Cooking from Scratch
As you can see by the graph below, less than half the US households serve even one hot cooked meal at home per day.
How likely do you think it is that meal was cooked from scratch, and not something like a frozen pizza or browned hamburger with boxed pasta?
A decade ago I read a newspaper article that said less than 5% of all women (sexist, I know) had ever made a cake from scratch. Less than 50% had ever made a cake from a boxed mix. EVER! When they wanted a cake, they went to the supermarket and bought one.
As someone who cooks from scratch all the time, I was shocked. Making a cake from scratch is one of the easiest things there is. In fact, while cake mixes hit the shelves in the 1930's, up until WWII just about all homemade cakes were made from scratch. Why not? Instead of opening a box, you just toss together flour and baking powder in a bowl with a little sugar, salt and flavoring extract. Then add the oil, eggs and water. It was a flour shortage during WWII that convinced women to even try boxed mixes - and they caught on. I was an adult before I made my first cake from scratch, and then only because of the magnificent pictures and instructions in Rose Levy Beranbaum's "The Cake Bible". So I can understand people only making cakes and cupcakes from a box.

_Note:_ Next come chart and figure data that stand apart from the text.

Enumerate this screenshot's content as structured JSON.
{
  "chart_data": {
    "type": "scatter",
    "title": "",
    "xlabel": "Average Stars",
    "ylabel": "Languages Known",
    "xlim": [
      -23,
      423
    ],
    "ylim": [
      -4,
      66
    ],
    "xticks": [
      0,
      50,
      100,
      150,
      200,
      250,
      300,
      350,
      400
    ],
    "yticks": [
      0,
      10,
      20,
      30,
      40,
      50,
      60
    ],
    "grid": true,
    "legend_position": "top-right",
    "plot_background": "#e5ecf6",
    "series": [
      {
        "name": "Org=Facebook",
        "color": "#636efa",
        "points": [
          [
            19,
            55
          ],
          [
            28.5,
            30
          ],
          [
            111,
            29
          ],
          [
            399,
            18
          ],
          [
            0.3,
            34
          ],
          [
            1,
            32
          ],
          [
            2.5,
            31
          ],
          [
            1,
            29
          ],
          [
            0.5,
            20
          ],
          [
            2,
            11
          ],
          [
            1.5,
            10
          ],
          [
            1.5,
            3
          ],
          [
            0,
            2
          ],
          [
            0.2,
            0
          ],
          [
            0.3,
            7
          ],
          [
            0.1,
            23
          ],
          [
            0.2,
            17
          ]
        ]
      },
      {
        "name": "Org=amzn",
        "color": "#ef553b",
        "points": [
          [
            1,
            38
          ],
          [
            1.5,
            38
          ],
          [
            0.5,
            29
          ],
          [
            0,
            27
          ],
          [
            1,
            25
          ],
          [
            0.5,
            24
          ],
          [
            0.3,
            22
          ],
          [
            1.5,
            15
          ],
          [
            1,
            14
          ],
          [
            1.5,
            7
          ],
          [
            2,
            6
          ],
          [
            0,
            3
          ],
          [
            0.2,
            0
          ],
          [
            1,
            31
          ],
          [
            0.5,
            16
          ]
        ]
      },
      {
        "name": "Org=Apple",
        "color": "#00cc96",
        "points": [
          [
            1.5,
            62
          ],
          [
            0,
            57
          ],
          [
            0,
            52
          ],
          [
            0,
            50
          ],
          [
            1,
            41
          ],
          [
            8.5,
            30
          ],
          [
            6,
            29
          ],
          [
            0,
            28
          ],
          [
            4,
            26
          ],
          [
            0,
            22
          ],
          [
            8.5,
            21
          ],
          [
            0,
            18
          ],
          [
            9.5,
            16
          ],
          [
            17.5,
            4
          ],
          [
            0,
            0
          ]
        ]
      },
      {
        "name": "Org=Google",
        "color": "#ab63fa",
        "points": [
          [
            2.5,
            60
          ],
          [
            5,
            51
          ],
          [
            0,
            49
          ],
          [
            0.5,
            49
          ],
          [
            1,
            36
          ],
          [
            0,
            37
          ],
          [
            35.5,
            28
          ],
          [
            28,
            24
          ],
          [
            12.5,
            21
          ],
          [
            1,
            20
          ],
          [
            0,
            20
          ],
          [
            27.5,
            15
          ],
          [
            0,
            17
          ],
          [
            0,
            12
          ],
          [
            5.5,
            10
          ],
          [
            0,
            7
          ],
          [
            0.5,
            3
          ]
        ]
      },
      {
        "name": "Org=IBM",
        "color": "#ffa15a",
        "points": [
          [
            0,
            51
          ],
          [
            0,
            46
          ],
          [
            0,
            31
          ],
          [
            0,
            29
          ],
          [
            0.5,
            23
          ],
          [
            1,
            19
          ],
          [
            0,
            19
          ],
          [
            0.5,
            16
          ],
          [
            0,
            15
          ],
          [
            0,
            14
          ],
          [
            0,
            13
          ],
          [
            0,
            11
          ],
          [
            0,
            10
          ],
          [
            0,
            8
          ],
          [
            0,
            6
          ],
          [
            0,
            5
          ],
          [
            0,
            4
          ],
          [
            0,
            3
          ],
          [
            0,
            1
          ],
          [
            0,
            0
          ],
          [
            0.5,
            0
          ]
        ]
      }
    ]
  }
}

It's faster than assembling and measuring ingredients and the results are all but guaranteed (if mediocre). But in this day and age, when Wilton equipment takes a full aisle in Michael's and the Food Network is one of the most popular cable channels, a survey saying fully half the women in America have never baked a cake was quite surprising.
On June 29, 2010, Jeff Levi, executive director of the Trust for America's Health, announced the obesity rate has jumped in 28 states this last year. "More than two-thirds of states now have adult obesity rates above 25 percent" he said. Economic factors are one of the biggest reasons for the increase. With less money to spend on food, making the right choices are even more important.
There is no question that you must eat more empty calories in prepared foods to get the same level of nutrition found in fresh whole foods. Prepared foods have made food our enemy. We're afraid to eat too much, afraid to eat at all -- because no matter how much supermarket people chow we stuff into our mouths, our energy levels drop and our bodies cry out in hunger. We are not getting what we need.
According to the NY Times, First Lady Michelle Obama planted a vegetable garden on the White House lawn to inspire everyone to eat more locally grown food as a way to cut down on energy use and also for better nutrition:
"The first lady, who said that she had never had a vegetable garden, recalled that the idea for this one came from her experiences as a working mother trying to feed her daughters, Malia and Sasha, a good diet. Eating out three times a week, ordering a pizza, having a sandwich for dinner all took their toll in added weight on the girls, whose pediatrician told Mrs. Obama that she needed to be thinking about nutrition.
“He raised a flag for us,” she said, and within months the girls had lost weight."
If you can't grow a garden, she said, you should not feel bad.
“You can begin in your own cupboard,” she said, “by eliminating processed food, trying to cook a meal a little more often, trying to incorporate more fruits and vegetables.”
Eliminating processed food. THAT is the key. It is not about "going back" to the way grandma cooked. Grandma never had access to the wide variety of ingredients, the extraordinary equipment, and the cumulative knowledge of many great chefs that we have now. It is about recognizing and valuing what is good, over what is expedient.
The voice of this movement is Food Network star and cookbook author Jamie Oliver, who has taken his Food Revolution to a whole new level, encouraging people to leave processed foods on the grocery shelves and choose whole, locally grown ingredients and cook from scratch. Oliver has gone to great lengths to save America's cooking skills in the home and introduce wholesome foods to children in our schools. He is an inspiration teaching people the skills they need to "start a food revolution in your own home", providing recipes, videos, and instruction to master the skills you need to feed yourself and your family. He states it quite simply, "all you need to do is cook something. From scratch. With fresh and raw ingriedients - no packets, no cheating!"